All right, now many people don’t know the difference between a paid app and a free app on the itunes,  android  or any other suitable  store for that matter from a developer’s perspective.

So what is the strategy here?

It’s actually quite simple. In the first scenario “Paid Apps”, you as a developer invested on developing that gorgeous app you want everybody to come across with and of course, spend their hard earned money on it. Some games with a strong franchise behind are basically a sure shot at the time of being uploaded as a paid app. You don`t have to be a rocket scientist here. If you love playing FIFA on your console, having it as well on your mobile device is a logic step into your gaming needs right? So, basically from the advertised price on the app store, the developer shares about 30% of the price tag with the app store, the rest is earnings, well after covering development costs and advertisement of course. This is the scenario when the developer did everything by themselves.

If the developer didn’t had the strength to advertise their product on their own, then another piece of the pie is shared with a Publisher. They will be in charge of letting people know about your app simply because the more you sell the more they earn. A publisher wont accept just any game. Must have potential , be original or something clearly targeted to a eager community of identified gamers. But as we all know, (at least the ones that has been reading my posts the past months) success ain’t guaranteed.

Mobile games have a very short life in shelves and need strong advertisement so this is a risky business no  matter the approach.

But what about “free apps”? Well the figure here goes different and in most cases have three different approaches to reach their goals:
First, A common free app is a “demo”, just to show possible buyers what is you app about. So you will have a limited version of the original app that will try to hook you in order to upgrade to the full version. Basically the same strategy goes for apps with “in app purchases” The main app will be free but if you want extra content or special items you will be charged from inside the app for them.

Second, another common free app generates revenue thanks to advertisement.
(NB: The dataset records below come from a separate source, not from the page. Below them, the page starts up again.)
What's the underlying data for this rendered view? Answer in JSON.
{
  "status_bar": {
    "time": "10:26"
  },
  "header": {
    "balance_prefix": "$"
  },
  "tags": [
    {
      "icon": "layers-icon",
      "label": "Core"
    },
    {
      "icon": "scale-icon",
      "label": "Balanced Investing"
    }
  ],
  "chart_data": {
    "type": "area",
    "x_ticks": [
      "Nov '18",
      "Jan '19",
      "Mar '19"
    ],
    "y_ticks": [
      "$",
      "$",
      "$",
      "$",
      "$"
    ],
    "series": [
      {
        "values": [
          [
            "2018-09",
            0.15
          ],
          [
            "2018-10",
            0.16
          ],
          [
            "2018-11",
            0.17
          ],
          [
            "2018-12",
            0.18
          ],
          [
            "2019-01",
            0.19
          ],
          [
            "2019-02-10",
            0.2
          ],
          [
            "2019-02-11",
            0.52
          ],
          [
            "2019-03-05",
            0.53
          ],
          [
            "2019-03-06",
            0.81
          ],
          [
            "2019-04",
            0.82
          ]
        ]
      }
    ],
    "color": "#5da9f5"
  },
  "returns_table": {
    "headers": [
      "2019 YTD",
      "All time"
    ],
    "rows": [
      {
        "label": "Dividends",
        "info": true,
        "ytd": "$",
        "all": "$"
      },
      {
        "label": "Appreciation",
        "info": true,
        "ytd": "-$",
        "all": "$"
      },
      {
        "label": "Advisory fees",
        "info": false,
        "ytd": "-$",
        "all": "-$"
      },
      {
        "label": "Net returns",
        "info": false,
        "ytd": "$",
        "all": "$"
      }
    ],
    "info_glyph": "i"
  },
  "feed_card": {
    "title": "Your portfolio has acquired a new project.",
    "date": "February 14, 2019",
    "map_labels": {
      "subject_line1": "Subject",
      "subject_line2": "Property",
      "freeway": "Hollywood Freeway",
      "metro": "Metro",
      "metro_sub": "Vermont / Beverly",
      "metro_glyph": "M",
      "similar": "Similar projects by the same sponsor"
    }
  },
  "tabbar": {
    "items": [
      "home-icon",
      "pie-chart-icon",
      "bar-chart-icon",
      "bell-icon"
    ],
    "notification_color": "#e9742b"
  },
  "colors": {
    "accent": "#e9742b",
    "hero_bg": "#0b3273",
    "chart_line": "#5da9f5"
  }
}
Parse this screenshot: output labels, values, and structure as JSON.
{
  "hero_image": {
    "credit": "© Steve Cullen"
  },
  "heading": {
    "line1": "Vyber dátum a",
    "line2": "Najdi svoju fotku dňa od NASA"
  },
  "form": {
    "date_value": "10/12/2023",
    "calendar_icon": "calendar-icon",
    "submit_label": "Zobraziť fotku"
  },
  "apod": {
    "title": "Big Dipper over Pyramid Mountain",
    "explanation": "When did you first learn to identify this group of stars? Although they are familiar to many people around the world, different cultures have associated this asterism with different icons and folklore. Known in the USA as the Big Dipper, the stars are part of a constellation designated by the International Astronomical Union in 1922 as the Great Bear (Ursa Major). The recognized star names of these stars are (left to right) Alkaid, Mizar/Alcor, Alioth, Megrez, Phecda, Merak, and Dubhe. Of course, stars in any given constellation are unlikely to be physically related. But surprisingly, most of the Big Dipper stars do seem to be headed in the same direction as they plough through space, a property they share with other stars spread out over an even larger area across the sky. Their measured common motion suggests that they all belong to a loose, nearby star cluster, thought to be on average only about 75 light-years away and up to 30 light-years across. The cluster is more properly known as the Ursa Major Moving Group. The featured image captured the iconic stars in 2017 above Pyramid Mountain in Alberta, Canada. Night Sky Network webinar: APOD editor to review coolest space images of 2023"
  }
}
You install an API in your game that will show gamers advertisement that wont be annoying or constant and will pay the developer a fee per click and downloads (in case that another app is being advertised through yours) There are a few companies offering this service to developers with an interesting amount of downloads on their behalf simply because they need channels to deliver the advertisement for their clients.  This is an interesting approach if you are in the top 100 free apps charts and this is what we did with our game Don’t Wake Dad, a casual platformer with more than 100.000 free downloads reaching top 20 in 4 countries so far. Here is the link for you to download our game:  Free apps of course gets more downloads so it is a good idea to include different approaches to generate revenue in your catalog.

Third, Free tailored apps for companies to increase their branding exposure. Simple,  some companies hire developers to create a game for them as part of their marketing campaigns. There are studies that shows that social games increases branding awareness more than  500%.

Now you have the basics to understand that releasing a free app doesn’t mean you wont be making money out of it.

To end this post I want to share with you an ancient Japanese proverb: Money grows on the tree of persistence!


2 Comments to “Paid Apps vs Free Apps”

  1. Very true Martin, Free app will have much bigger dl numbers then paid, always. A lot of teams and companies are eyeing on making free apps with IAP or IAD. Some successful free apps actually made more money off IAP money then they would actually made if they were paid to start with. Just like the game “Metal Storm: Online” The game was tagged .99 to begin with, after it got featured as N&N, the developer soon changed the price mark to free since the app already carried IAP packages in it. I think it reached no.1 spot in my country’s top free chart and was on the top grossing chart for many weeks in many different countries.